It worked! Thanks for the help. Unfortunately, the race that reproduces every few thousand iterations in release mode stubbornly refuses to reproduce in debug mode, even with 1M iterations. Still it is good to know how to run tests in debug mode.

RobinMorisset avatar Feb 27 '24 16:02 RobinMorisset

It worked! Thanks for the help. Unfortunately, the race that reproduces every few thousand iterations in release mode stubbornly refuses to reproduce in debug mode, even with 1M iterations. Still, it is good to know how to run tests in debug mode.

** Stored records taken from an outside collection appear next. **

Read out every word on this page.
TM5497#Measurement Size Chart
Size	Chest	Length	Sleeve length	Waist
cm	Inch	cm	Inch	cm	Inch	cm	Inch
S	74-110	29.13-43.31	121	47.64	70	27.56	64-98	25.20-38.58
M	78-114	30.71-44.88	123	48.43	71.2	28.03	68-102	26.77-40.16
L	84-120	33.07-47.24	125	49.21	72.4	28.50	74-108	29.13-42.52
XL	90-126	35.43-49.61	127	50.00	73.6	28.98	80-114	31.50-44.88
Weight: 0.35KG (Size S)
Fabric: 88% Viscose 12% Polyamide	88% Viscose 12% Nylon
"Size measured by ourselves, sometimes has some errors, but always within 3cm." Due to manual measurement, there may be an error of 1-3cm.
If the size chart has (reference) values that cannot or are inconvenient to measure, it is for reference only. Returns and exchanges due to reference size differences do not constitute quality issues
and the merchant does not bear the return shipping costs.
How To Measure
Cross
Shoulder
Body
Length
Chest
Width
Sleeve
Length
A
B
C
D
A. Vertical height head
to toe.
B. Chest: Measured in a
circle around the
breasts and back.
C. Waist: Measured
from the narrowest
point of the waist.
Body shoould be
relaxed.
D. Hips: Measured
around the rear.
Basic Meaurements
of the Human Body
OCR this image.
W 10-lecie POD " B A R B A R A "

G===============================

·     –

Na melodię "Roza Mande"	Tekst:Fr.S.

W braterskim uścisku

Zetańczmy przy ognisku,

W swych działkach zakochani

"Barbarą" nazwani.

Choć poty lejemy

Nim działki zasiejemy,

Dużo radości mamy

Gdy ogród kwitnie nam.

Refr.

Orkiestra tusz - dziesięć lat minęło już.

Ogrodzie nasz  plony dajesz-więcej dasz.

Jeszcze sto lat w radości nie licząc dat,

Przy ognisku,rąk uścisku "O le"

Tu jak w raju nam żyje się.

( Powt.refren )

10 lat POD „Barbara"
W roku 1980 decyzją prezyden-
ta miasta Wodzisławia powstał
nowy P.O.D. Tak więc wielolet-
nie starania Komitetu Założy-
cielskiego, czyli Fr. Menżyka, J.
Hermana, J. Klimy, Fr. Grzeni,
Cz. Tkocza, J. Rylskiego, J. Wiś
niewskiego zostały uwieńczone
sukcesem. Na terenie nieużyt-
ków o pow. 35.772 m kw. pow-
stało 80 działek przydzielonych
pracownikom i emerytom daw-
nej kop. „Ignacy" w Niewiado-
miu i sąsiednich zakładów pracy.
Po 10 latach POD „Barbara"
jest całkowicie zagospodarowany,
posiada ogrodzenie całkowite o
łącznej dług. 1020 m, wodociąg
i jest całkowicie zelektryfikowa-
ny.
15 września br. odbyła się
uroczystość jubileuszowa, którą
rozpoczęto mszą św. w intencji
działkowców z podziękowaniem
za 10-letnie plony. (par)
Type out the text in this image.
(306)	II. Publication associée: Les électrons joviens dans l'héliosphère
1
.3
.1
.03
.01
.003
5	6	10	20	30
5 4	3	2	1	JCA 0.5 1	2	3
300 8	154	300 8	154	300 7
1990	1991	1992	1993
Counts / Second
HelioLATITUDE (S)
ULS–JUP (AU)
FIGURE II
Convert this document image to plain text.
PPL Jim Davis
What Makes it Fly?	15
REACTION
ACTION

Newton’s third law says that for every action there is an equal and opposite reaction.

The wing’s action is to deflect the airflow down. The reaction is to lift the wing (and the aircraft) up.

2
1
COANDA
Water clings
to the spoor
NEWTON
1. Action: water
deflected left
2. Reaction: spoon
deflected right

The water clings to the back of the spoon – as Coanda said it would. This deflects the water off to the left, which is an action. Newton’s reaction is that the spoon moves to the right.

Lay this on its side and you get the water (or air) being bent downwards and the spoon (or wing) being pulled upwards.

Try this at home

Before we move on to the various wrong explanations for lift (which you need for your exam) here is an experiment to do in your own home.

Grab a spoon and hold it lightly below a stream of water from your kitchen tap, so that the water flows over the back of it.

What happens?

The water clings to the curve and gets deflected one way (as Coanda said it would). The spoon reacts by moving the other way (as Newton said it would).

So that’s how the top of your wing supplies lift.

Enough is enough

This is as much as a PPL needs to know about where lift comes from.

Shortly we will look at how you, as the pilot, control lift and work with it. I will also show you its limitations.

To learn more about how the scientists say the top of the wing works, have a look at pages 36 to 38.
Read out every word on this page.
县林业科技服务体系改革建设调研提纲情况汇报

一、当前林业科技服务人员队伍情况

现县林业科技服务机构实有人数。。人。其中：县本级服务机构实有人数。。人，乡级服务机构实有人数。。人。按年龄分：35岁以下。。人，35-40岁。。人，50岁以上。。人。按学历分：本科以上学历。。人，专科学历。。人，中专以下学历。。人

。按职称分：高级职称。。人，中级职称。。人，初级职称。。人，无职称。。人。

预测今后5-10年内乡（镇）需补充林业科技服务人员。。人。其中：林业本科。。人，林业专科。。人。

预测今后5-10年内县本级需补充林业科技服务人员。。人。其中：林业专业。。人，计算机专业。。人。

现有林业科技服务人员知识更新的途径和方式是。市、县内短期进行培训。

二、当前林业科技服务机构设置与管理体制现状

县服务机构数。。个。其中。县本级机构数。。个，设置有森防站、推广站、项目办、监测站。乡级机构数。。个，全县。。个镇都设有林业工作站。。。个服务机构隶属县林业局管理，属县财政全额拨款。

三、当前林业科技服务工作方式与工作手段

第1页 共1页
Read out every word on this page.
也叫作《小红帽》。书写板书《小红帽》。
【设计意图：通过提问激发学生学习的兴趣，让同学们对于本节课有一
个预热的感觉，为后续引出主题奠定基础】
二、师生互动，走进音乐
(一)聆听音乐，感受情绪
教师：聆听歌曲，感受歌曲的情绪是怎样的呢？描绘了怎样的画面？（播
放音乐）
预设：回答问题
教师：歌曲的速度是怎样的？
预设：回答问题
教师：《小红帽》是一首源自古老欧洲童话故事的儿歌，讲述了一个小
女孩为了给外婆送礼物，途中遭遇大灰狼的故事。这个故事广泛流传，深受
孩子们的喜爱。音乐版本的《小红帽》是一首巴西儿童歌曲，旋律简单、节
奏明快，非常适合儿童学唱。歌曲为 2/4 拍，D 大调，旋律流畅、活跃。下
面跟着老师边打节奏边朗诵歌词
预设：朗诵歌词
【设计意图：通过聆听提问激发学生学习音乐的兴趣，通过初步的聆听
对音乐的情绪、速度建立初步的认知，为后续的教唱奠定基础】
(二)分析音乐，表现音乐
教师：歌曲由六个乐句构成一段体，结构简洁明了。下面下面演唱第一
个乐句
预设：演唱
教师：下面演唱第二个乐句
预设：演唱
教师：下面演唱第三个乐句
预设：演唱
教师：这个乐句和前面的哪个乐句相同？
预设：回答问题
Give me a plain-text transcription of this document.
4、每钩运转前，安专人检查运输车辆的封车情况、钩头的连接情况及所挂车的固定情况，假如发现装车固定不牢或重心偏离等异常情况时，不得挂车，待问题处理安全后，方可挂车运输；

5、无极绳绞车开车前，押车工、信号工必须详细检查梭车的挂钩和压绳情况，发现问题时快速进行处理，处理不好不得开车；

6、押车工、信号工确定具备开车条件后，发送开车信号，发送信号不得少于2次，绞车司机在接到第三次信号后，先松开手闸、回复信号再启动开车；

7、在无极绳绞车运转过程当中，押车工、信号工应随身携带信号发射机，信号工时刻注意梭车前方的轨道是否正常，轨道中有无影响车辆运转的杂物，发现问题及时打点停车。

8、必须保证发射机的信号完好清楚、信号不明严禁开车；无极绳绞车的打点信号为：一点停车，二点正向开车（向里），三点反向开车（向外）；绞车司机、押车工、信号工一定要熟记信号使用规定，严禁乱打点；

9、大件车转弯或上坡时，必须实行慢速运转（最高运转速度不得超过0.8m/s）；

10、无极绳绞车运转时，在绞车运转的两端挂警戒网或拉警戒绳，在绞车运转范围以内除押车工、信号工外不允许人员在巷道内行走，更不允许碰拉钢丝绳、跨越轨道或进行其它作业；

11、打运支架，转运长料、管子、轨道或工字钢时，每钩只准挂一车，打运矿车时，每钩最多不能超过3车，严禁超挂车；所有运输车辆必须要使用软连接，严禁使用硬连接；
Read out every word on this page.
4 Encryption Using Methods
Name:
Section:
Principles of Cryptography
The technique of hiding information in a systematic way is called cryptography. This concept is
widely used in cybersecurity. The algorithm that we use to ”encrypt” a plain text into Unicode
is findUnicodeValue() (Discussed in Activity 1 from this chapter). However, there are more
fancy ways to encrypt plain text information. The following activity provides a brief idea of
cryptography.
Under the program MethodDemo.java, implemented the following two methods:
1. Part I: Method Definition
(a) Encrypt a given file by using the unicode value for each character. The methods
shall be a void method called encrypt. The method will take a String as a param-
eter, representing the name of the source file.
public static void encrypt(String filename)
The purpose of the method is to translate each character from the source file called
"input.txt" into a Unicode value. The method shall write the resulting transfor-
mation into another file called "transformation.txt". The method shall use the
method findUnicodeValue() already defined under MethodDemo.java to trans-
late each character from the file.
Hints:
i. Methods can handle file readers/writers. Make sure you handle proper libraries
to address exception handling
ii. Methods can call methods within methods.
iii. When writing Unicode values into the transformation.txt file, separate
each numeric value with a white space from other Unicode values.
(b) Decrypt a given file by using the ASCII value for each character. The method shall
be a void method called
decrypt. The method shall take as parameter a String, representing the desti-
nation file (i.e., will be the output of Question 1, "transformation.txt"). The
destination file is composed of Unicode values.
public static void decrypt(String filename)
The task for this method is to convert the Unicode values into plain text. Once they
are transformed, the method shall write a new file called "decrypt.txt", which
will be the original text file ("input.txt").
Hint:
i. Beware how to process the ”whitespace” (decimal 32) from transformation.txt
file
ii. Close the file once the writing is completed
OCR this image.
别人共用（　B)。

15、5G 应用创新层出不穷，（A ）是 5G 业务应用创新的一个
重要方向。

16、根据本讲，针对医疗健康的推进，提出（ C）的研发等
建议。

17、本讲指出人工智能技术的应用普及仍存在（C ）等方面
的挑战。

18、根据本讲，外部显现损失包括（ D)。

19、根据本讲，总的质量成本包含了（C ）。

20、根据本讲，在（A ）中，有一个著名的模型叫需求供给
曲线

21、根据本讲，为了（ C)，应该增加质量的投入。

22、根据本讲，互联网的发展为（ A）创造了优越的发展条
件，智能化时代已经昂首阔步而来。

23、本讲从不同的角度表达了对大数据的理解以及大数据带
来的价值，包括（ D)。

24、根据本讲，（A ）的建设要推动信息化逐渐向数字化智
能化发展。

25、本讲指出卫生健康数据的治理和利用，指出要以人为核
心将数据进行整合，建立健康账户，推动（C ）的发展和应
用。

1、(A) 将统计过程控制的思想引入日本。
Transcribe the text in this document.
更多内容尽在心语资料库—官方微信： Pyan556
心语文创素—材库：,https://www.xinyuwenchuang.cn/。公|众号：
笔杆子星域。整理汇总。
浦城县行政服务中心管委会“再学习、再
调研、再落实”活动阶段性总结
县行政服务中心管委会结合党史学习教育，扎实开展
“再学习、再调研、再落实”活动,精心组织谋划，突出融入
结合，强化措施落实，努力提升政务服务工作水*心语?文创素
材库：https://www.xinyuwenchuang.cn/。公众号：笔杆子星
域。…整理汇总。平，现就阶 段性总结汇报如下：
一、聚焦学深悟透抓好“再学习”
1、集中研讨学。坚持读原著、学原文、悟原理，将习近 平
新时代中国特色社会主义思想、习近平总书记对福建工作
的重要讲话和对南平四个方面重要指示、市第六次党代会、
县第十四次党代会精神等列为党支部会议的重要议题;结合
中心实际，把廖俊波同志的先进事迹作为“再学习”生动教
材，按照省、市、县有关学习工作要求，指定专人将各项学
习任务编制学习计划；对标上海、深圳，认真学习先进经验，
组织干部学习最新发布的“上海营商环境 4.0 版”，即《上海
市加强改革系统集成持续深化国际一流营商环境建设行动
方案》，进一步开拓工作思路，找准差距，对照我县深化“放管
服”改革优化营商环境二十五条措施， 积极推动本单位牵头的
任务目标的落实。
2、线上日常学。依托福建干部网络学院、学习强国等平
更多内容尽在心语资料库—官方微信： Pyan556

That is not surprising. The debug VM does a lot of extra checks that can radically change the timing.

sverker avatar Feb 27 '24 17:02 sverker

make TYPE=debug
make stdlib_test TYPE=debug ARGS="-suite ets_SUITE -case racy_rename"

as per https://github.com/erlang/otp/blob/master/HOWTO/DEVELOPMENT.md#types-and-flavors

garazdawi avatar Feb 27 '24 18:02 garazdawi

@RobinMorisset bumping this is case you have time to complete this PR :) thanks

lpgauth avatar Jul 12 '24 14:07 lpgauth

@sverker I just rebased to fix the trivial conflict in the test suite. I've also re-measured the performance impact of this PR in production, this time on more and larger machines, and it is still reliably a 1.5% win. Is there any blocker left to merging this?

RobinMorisset avatar Sep 23 '25 16:09 RobinMorisset

@RobinMorisset Sorry for letting this linger. I need to schedule time to do a proper review and assure myself that all the necessary memory barriers are in place without race conditions. What kind of benchmark was the 1.5% win? An ETS heavy "real" application or a synthetic micro benchmark pounding on name lookup and maybe table renames/create/deletes?

Also, I think John did something similar during a profiling and optimization session. Should maybe look at what he did, if it still exists.

sverker avatar Sep 30 '25 13:09 sverker

It was a very "real" application: our largest service in production. I measured the 1.5% win in two ways: comparing 4 machines with the change to 4 machines without at very high throughput (~90% cpu usage, with the 4 machines with the change having between 1 and 2% less cpu usage overall), and looking at profiles (db_get_table falls from 3.3% of total cpu usage to 1.8%)

RobinMorisset avatar Sep 30 '25 16:09 RobinMorisset